Drift-diffusion current in organic diodes

TL;DR

This paper analyzes the drift-diffusion current in organic diodes using the metal-insulator-metal model, revealing the limits of Schottky theory and the transition to space-charge-limited conduction.

Contribution

It provides a comprehensive analysis of the MIM model for organic diodes, clarifying the validity of Schottky theory across different injection regimes.

Findings

Schottky theory is valid only for high injection barriers and poor injection.

In weak injection, Schottky theory matches the MIM model below the diffusion potential.

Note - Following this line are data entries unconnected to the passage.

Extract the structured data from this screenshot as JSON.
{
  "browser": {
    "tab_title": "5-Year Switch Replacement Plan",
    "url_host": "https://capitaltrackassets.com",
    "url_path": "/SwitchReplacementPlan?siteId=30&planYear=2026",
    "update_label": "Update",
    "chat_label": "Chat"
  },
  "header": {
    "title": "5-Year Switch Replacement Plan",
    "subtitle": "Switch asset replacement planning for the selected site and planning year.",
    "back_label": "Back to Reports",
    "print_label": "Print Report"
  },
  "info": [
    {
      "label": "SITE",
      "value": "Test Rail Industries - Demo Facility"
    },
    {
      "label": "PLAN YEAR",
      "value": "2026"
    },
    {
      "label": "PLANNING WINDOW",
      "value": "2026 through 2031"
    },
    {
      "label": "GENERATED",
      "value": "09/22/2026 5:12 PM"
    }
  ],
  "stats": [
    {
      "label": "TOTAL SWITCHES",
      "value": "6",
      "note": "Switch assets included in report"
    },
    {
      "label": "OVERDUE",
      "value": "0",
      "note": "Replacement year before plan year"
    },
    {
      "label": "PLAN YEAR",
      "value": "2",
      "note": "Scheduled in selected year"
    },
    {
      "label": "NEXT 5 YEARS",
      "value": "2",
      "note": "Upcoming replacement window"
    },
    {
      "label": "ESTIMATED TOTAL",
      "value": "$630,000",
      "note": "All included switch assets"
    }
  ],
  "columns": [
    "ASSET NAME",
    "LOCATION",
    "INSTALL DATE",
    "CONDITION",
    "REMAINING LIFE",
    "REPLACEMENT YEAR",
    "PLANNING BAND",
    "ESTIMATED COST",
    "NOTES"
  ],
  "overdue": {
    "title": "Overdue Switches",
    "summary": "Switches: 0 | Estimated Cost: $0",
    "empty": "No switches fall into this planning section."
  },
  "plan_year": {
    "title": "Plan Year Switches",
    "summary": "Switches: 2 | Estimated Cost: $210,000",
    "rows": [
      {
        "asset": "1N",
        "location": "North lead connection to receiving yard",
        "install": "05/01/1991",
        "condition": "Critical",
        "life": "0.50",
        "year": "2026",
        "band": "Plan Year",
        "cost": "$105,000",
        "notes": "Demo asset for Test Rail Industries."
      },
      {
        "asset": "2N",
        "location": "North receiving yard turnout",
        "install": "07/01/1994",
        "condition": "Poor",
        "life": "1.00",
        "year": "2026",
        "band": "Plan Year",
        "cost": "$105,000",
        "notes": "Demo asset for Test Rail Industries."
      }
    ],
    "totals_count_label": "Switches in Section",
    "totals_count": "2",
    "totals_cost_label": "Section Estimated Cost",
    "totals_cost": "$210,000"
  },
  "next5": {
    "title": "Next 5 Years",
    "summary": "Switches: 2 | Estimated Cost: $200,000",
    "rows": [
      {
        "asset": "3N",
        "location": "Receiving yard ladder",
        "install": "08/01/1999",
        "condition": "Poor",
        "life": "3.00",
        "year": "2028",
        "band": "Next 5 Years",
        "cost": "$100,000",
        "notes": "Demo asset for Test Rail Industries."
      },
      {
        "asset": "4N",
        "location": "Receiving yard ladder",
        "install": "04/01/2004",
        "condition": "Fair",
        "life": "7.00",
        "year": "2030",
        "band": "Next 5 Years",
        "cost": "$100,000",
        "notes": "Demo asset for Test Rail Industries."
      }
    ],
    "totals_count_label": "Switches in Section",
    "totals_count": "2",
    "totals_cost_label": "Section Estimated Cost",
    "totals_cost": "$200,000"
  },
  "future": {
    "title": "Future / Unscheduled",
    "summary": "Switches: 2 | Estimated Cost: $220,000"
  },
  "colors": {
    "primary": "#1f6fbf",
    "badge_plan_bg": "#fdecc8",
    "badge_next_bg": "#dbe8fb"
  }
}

In strong injection, the current aligns with the space-charge-limited regime.

Abstract

Because the conductivity of organic semiconductors is very low, a useful model for the organic diode consists of treating the organic layer as an insulator, an approximation often referred to as the metal-insulator-metal (MIM) model. Moreover, the dominant charge carrier injection process is diffusion, so that a modified Schottky theory can be used to derive a simple analytical equation for the current voltage curve of the diode. Here, we carried out a full analysis of the MIM model for the organic diode. We show that Schottky theory is only valid when charge injection is poor, that is, for high injection barriers. When the injection barrier is lowered, the current given by Schottky theory is still valid in the weak injection regime, when the applied potential is lower than the diffusion potential. However, it becomes largely overestimated in the strong injection regime. We also show that in the strong injection regime, the current given by the MIM model merges with Mott-Gurnery space-charge-limited regime.